The Harvard Crimson just ran a great article and video on Harvard Thinks Big. Here’s the video:
Here’s the original pitch video (apologies for sounding so lame):
Here’s one of the hit speeches from the night — David Malan’s:
Spencer Lenfield wrote a great roundup for Harvard Magazine:
Davis was thrilled with the result. “One of the goals was for people to go there and be reminded, even though we grind away at our homework, in the end, what’s our goal? It’s the whole idea of Veritas, truth… It’s to take big ideas and mix them together, to share them and make them accessible to people, to make them meaningful.” The crowd that night clearly left with a sense of intellectual enthusiasm beyond that of a normal day of classes. Cynically, one might ask whether such energy is merely ephemeral, spurred on by the dynamism of a one-night event. But it is encouraging that, even before the lecture began, Sanders was packed full merely at the prospect of a night dedicated to the sharing of ideas.

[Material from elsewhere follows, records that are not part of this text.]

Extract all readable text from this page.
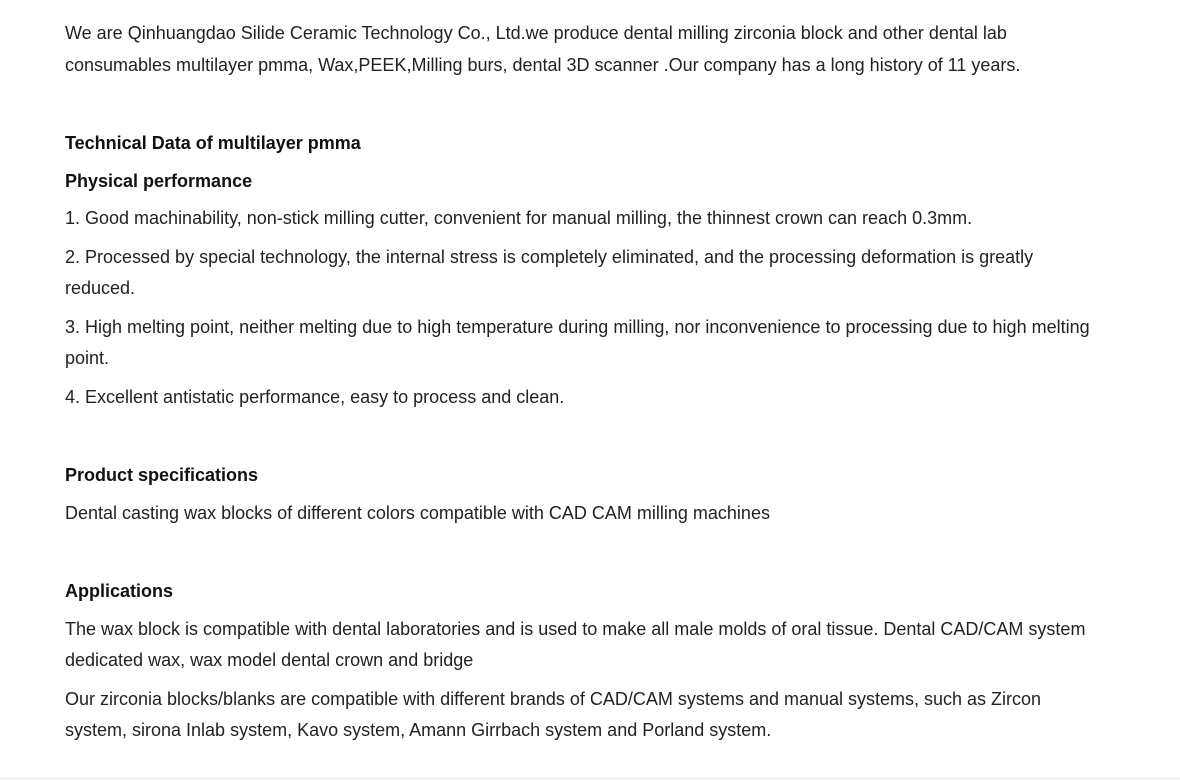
We are Qinhuangdao Silide Ceramic Technology Co., Ltd.we produce dental milling zirconia block and other dental lab consumables multilayer pmma, Wax,PEEK,Milling burs, dental 3D scanner .Our company has a long history of 11 years.

Technical Data of multilayer pmma

Physical performance

1. Good machinability, non-stick milling cutter, convenient for manual milling, the thinnest crown can reach 0.3mm.

2. Processed by special technology, the internal stress is completely eliminated, and the processing deformation is greatly reduced.

3. High melting point, neither melting due to high temperature during milling, nor inconvenience to processing due to high melting point.

4. Excellent antistatic performance, easy to process and clean.

Product specifications

Dental casting wax blocks of different colors compatible with CAD CAM milling machines

Applications

The wax block is compatible with dental laboratories and is used to make all male molds of oral tissue. Dental CAD/CAM system dedicated wax, wax model dental crown and bridge

Our zirconia blocks/blanks are compatible with different brands of CAD/CAM systems and manual systems, such as Zircon system, sirona Inlab system, Kavo system, Amann Girrbach system and Porland system.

And here’s part of an essay I wrote for the Harvard Gazette on the event:
The real innovation of “Harvard Thinks Big” (and the West Coast “TEDTalks” that inspired it), though, is not that it made knowledge bite-size. It was that it made professors take their years of work and boil it down to its core, to find the driving force behind their passion for exploration, to find and share the answer to the lingering question: “Professor, what’s the takeaway? What’s the big idea?”
And what they shared was not “truth for dummies” or “truth, glamorized” or “truth, action-packed.” What they shared was an idea, a tremendously important form of veritas that has been lost to many in academia. Ideas are infused with passion. Ideas are often subjective and often have (gasp!) a spiritual element. Ideas are organized and poetic. Ideas are relevant. They take data and make it matter to people. All ideas, as English Professor Matthew Kaiser said that night, “start as emotion.”